The fathers used a Greek term, hypostasis, to indicate person while “essence” meant the unknowable and “inscrutable” nature of God to human beings. We are required to “honor and accept” the ecumenical councils that were later integrated by “consensus” after much reflection by holy fathers of the Church. But not all of them were honorable or acceptable. For example, one of the councils of Chalcedon was later considered a “robber council.” All of these councils were convoked by the Roman emperor in Constantinople with the participation of the Pope in “the West,” actually on the Italian peninsula, with his legates. But it often didn’t include the whole inhabited world. These ecclesial convocations and decisions didn’t always reach the Christians of Persia, India, Ethiopia, or Armenia until fifty, sixty, seventy or more years later. Monarchies, not necessarily identical to empires, since democracies can also be imperial like classical Athens, tend to be conservative, long-term strategizing, future oriented in behavior; resources tend to be preserved as privately owned land. St. John of Damascus reminds us that the Church and state have separate roles. He teaches, “It is not for emperors to legislate for the Church … Political good order is the concern of emperors, the ecclesiastical constitution that of pastors and teachers … We submit to you, O Emperor, in the matters of this life, taxes, revenues, commercial dues, in which our concerns are entrusted to you. For the ecclesiastical constitution we have pastors who speak to us the word and represent the ecclesiastical ordinance” (80). It’s one thing to discuss the issues of power, and it’s another to view culture and Christian practice together. There hasn’t been very strong voices that argue for a separation of culture and religion. That would seem unnatural. Social relationships and historical experiences makes us who we are, and our cultural identity doesn’t have to be uniform or singular. Often monarchies incorporated many diverse peoples and languages and religions, even if they existed in the minority. State really implies questions of power, military, human justice, and economy. The Church has always recognized a higher, divine kingdom without disparaging or escaping this current life, and our particular circumstances.

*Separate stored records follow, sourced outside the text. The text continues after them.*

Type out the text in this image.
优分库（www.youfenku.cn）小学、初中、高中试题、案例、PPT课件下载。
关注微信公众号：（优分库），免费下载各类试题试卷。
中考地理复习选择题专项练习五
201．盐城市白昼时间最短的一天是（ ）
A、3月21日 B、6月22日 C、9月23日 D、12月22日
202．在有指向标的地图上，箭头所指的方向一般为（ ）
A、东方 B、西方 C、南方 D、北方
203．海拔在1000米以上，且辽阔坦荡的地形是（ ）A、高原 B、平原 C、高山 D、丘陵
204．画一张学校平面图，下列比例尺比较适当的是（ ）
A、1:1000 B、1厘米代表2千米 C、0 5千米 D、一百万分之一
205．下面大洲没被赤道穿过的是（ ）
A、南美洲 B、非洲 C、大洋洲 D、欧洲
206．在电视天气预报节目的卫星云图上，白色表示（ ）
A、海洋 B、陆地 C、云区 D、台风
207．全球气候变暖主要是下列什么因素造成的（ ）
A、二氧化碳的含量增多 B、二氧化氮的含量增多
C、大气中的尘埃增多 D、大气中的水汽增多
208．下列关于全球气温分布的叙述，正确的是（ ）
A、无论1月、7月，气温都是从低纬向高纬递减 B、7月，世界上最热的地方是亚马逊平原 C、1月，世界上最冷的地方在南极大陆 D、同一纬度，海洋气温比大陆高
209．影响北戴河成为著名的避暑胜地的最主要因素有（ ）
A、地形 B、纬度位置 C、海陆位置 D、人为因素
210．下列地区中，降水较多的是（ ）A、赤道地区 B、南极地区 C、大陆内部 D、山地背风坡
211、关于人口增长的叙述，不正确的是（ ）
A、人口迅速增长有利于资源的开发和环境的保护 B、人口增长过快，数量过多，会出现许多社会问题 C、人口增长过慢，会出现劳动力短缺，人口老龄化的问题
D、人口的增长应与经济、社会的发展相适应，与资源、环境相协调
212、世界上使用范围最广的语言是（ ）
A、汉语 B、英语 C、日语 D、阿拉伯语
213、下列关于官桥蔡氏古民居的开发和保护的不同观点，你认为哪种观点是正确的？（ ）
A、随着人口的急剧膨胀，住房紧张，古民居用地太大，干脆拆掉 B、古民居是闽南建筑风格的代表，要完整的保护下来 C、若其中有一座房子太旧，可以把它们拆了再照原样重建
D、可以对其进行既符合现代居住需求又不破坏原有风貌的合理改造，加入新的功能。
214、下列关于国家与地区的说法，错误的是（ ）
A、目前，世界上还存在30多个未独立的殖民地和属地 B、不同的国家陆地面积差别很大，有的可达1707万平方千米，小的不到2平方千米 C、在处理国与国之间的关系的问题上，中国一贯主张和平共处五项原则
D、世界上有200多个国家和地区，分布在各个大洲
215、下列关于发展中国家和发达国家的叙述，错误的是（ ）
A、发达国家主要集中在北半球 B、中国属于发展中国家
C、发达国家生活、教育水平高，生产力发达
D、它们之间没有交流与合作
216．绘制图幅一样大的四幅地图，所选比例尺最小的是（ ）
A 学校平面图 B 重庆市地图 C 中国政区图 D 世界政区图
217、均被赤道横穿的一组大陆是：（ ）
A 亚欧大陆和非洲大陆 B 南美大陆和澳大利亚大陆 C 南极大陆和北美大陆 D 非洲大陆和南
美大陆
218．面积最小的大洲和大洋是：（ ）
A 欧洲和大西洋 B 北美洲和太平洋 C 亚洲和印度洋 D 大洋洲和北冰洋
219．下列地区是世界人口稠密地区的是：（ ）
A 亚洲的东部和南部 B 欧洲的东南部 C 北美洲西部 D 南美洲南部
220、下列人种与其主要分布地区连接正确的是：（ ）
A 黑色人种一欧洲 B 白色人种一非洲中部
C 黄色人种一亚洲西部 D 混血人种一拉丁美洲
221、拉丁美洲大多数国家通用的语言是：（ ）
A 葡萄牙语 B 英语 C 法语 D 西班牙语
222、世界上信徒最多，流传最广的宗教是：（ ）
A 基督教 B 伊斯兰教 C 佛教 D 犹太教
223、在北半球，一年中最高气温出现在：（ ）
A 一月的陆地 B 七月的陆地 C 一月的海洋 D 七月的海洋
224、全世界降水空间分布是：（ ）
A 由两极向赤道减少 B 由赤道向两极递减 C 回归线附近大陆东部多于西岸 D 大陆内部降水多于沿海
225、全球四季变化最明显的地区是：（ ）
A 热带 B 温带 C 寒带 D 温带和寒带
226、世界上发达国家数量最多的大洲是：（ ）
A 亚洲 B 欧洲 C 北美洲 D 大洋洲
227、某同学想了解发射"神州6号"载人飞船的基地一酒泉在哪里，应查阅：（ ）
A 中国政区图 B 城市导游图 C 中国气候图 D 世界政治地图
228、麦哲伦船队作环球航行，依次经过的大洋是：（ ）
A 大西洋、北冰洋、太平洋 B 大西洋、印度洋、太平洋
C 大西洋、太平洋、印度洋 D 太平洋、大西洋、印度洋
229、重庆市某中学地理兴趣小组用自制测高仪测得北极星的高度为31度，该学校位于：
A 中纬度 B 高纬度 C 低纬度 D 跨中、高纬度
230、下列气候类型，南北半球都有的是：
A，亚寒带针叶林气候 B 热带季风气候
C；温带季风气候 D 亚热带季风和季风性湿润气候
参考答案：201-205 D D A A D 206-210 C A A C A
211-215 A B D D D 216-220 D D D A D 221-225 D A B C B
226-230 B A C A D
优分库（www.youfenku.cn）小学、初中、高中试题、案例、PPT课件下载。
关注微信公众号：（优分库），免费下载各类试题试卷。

Metropolitan Hilarion reminds us that many of the theological and dogmatic victories of the Church didn’t happen without the direct intervention and help of the Christian emperor and the Pope of Rome. In fact, the Popes of Rome often stood up against the emperors who weren’t Orthodox in faith and especially the iconoclastic emperors. Metr. Hilarion, then, concludes that the highest authority in the Church isn’t a council or conciliarism as many Orthodox might think, nor is it papal supremacy and infallibility of the Pope of Rome, as Roman Catholicism teaches today. But ultimate authority is the local Church who is in communion with other local Churches headed by one bishop who can call councils and make decisions that must be reconciled with the history of the Church in its liturgical life. Christ is the Head of the Church and it is guided by the Holy Spirit. Ironically, the best example of Orthodox Church authority is the Church in Rome when it was unified with the rest of the eastern patriarchates during the age of the ecumenical councils. The Roman bishop convened its own local councils, declared its own teachings, it stood up to heretical emperors, it defended iconography and tempered the interference of the emperor into ecclesial affairs and doctrines. Rome was a bulwark of the Orthodox faith in the age of the ecumenical councils. The next chapter deals with the rise of monasticism and ascetical literature, which have made one of the biggest impacts on Orthodox theology.